Here’s how you can finally mute someone’s Instagram posts without unfollowing them
Raise your hand if you’re sick of your friends!
by Ari Bines
Instagram's great for a lot of things: Making yourself look hotter than you are, making you cat look more popular than she is, and creeping on your crush's ex-girlfriend's camp bunkmate's cousin because you thought you saw a female-looking shoe in the corner of his story.
But then you stumble on some shit you can never un-see, like stuff that hurts your feelings or a photo of your friend's mom taking a bath selfie, you realize some content is NSFYMH (Not Safe for Your Mental Health).
Although there's no way to completely mute the people whose content you despise most, you can use these steps to limit and potentially eliminate those 1 minute videos of your uncle washing his naked mole rat face.
Step 1: Follow your followers' followers
Still with me? Good. The people and the content you enjoy seeing are probably also following people whose content isn't your ashy-lookin' ex.
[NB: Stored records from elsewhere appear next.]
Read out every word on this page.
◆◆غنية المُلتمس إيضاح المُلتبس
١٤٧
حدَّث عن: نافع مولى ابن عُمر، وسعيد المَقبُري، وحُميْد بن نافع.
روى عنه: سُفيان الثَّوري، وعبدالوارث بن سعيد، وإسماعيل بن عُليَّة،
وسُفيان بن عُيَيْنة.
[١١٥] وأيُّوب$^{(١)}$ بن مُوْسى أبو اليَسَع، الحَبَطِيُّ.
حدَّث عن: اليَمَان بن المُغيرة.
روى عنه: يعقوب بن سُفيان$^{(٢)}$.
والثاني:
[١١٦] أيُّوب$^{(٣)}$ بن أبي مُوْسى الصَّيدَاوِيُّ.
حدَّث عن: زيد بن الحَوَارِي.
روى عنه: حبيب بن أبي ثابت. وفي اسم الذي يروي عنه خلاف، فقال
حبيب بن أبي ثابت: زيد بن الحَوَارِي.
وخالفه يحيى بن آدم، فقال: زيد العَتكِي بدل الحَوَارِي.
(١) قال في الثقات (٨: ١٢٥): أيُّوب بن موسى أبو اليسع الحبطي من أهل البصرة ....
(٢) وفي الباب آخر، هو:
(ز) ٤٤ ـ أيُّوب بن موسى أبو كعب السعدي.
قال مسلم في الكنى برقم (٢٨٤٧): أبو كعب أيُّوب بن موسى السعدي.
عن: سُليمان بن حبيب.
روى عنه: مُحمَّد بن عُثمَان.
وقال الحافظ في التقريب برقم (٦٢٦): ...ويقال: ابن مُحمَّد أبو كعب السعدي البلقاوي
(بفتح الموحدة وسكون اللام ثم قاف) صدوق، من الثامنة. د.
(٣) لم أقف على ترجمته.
The whole point of Instagram is to trick the algorithm into bringing in more posts that won't bring on early onset blindness and filtering out the shit posts that you're worried your friends will scroll past whilst going through your phone. Word of advice—KEEP THAT PHONE ON LOCKDOWN, FOOL!
Step 2: Disengage with the bad content
You want to be able to stop viewing your auntie's poor weave bang from Thanksgiving, but you can damn sure stop liking those tasteless posts. The more you engage with a user's posts, the more you'll see their content. Fewer engagements means you're less likely to come across their selfie right when you least wanted to.
Step 3: Do NOT even click on their page
The more you address the existence of someone else's horrid Instagram account, greater the likelihood of seeing those posts in your feed.
Instagram is one sneaky lil trick who's basically just awaiting your slip-up.One rouge profile click means weeks of setbacks.
Step 4: Engage with the good content
Whatever it is you truly want to waste your mind on, be sure to like, comment and engage with said posts. I don't want to come into contact with some of my gal pals' cosplay the royal wedding, and neither do you.
The easiest way to keep cat vids and Kendall Jenner abusing her stallions out of your feed is to follow the suggested accounts underneath the accounts you already follow and like:
The algorithm knows that if you already fuck with one page, you're more than likely to do the same with the ones that the app recommends to you as well. It's plausible that Instagram has paired you two together because both the account you follow and the ones suggested both use very similar hashtags and have mutual followers. So as I said before, inhale the good shit and exhale the bullshit.